Hypertonic saline (HTS) acts as an airway irritant in human nasal mucosa by stimulating nociceptive nerves and glandular secretion. HTS does not change vascular permeability. In asthma, HTS causes airflow obstruction. To determine the effect of HTS on mucosal swelling using acoustic rhinometry (AcRh). Potential vasodilator effects were controlled by maximally constricting mucosal vessels with oxymetazoline (Oxy). Normal subjects had AcRh before and 30 min after either 0.05% Oxy or saline (0.9% NaCl) nasal treatments. Nasal provocations followed immediately with five step-wise incremental escalating doses of HTS administered at 6-min intervals. AcRh was performed 1, 3 and 5 min after each HTS administration, and then after blowing the nose at 5 min.
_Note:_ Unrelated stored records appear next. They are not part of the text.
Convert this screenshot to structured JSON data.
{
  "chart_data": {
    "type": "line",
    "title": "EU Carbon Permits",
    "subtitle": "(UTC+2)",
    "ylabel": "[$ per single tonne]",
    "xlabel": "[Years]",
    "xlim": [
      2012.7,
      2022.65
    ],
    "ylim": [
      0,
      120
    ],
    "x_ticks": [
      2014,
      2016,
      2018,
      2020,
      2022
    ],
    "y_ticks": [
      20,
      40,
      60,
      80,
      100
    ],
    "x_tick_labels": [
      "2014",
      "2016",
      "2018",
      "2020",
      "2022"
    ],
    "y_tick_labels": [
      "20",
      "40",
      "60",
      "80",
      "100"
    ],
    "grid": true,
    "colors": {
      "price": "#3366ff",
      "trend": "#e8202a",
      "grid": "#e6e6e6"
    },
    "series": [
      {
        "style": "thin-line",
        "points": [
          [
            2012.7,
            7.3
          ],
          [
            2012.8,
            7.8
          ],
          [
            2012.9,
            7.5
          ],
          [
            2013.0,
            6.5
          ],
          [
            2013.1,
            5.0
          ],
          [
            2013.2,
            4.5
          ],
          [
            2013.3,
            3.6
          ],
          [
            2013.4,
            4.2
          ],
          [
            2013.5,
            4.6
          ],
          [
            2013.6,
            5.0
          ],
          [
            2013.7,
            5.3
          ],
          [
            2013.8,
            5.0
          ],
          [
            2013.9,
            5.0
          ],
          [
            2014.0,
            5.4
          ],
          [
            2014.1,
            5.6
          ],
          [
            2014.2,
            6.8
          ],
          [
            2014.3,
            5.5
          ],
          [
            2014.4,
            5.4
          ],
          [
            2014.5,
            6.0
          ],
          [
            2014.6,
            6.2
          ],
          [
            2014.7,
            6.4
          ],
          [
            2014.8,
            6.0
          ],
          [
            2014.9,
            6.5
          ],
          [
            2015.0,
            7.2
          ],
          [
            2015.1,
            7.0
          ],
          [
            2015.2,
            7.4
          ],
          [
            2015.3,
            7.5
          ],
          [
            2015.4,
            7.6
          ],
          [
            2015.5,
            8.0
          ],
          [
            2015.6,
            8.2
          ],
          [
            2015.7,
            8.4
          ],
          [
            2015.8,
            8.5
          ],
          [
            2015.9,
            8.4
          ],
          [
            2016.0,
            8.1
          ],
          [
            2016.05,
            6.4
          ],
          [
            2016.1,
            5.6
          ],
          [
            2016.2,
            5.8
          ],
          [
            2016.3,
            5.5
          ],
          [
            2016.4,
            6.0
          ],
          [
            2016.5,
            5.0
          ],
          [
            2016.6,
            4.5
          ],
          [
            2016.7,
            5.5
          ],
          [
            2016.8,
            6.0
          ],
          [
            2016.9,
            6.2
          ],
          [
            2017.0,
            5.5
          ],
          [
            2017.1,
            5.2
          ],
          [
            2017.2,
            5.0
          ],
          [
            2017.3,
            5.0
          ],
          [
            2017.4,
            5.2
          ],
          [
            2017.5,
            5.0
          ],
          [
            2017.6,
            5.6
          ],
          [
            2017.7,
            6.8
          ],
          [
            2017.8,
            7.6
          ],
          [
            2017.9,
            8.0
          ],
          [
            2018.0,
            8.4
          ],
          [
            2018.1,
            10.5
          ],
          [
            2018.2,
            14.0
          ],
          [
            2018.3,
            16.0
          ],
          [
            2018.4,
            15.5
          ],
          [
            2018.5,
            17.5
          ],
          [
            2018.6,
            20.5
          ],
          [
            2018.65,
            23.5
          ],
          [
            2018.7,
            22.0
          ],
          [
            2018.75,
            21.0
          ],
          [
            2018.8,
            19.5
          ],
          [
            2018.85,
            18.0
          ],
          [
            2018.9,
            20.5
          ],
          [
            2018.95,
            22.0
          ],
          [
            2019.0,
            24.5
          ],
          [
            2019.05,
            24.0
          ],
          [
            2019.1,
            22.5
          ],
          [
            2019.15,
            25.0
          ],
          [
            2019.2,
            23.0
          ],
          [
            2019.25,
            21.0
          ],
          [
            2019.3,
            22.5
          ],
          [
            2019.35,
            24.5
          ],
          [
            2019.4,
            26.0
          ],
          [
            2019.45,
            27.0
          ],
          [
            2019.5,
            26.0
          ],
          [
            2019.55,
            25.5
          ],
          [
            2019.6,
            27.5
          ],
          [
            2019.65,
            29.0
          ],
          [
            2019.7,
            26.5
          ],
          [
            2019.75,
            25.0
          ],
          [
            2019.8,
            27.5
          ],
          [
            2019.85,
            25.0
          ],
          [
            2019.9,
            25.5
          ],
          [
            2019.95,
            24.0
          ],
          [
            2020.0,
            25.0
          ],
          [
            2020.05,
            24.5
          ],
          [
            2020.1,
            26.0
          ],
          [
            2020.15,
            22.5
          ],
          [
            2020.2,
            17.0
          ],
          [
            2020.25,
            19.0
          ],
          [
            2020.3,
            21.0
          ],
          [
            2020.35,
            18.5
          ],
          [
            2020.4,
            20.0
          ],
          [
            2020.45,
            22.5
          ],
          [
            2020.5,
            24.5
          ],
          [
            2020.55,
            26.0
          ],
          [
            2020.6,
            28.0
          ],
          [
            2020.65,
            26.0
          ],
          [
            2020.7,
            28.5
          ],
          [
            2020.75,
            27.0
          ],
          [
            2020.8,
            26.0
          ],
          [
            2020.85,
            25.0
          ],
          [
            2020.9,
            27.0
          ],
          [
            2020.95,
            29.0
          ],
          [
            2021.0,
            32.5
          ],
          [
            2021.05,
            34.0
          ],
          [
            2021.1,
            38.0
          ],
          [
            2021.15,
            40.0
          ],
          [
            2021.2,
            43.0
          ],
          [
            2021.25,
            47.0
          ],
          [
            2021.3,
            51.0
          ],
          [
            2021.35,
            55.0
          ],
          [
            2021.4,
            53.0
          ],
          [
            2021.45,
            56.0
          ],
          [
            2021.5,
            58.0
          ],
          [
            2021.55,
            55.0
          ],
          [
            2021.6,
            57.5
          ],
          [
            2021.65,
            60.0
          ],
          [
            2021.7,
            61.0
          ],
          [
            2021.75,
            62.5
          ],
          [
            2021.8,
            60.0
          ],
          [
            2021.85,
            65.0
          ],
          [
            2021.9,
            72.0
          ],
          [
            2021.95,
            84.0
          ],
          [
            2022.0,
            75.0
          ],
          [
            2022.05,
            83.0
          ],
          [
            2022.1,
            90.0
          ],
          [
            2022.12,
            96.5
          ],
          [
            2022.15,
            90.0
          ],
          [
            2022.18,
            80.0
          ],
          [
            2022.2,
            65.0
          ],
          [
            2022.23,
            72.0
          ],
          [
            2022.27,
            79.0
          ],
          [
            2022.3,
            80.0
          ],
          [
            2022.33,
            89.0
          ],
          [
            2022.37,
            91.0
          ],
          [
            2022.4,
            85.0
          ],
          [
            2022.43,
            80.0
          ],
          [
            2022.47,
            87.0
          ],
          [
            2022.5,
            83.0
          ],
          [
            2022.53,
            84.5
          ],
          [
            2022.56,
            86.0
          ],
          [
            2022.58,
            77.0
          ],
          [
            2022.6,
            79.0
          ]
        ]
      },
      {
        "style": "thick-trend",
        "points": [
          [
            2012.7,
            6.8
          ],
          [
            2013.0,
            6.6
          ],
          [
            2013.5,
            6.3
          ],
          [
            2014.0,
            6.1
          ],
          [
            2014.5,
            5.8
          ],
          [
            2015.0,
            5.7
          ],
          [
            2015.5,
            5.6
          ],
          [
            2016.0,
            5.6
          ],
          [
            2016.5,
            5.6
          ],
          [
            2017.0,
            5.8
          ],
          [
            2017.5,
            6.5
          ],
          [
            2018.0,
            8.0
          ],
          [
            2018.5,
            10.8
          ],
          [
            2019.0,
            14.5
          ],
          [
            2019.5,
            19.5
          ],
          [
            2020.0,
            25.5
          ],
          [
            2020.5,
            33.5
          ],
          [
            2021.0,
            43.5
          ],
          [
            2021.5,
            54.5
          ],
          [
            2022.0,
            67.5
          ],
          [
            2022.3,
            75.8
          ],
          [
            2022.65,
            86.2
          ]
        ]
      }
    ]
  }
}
The minimum cross-sectional area (Amin), volume of the anterior 6 cm of nasal cavity (V6) and incremental changes from pre-drug treatment baseline levels (delta, mean +/- SEM) were calculated. Oxy increased Amin by 46% (delta = 0.48 +/- 0.07 cm2, P = 0.0001) and V6 by 53% (Delta = 9.9 +/- 1.5 mL, P < 1 x 10-7) during the first 30 min. Saline (vehicle) treatment had no effect. The maximum HTS dose had no effect after 1 or 3 min. However, in the 4th and 5th minutes there were reductions in Amin (delta = 0.07 +/- 0.03 cm2, P = 0.035) and V6 (delta = 1.57 +/- 0.42 mL, P = 0.004) with an increase in the weight of secretions (delta = 700 +/- 100 mg, P < 0.05). Blowing the nose returned Amin and V6 towards baseline. Oxy had no effect on HTS-induced changes in Amin, V6, pain, rhinorrhea or weight of secretions. HTS induced nociceptive nerve stimulation and mucus secretion, and reduced V6 and Amin. Oxy caused vasoconstriction but did not alter HTS-induced effects. HTS may stimulate neurogenic axon response-mediated glandular secretion that contributes to perceptions of nasal obstruction in normal subjects.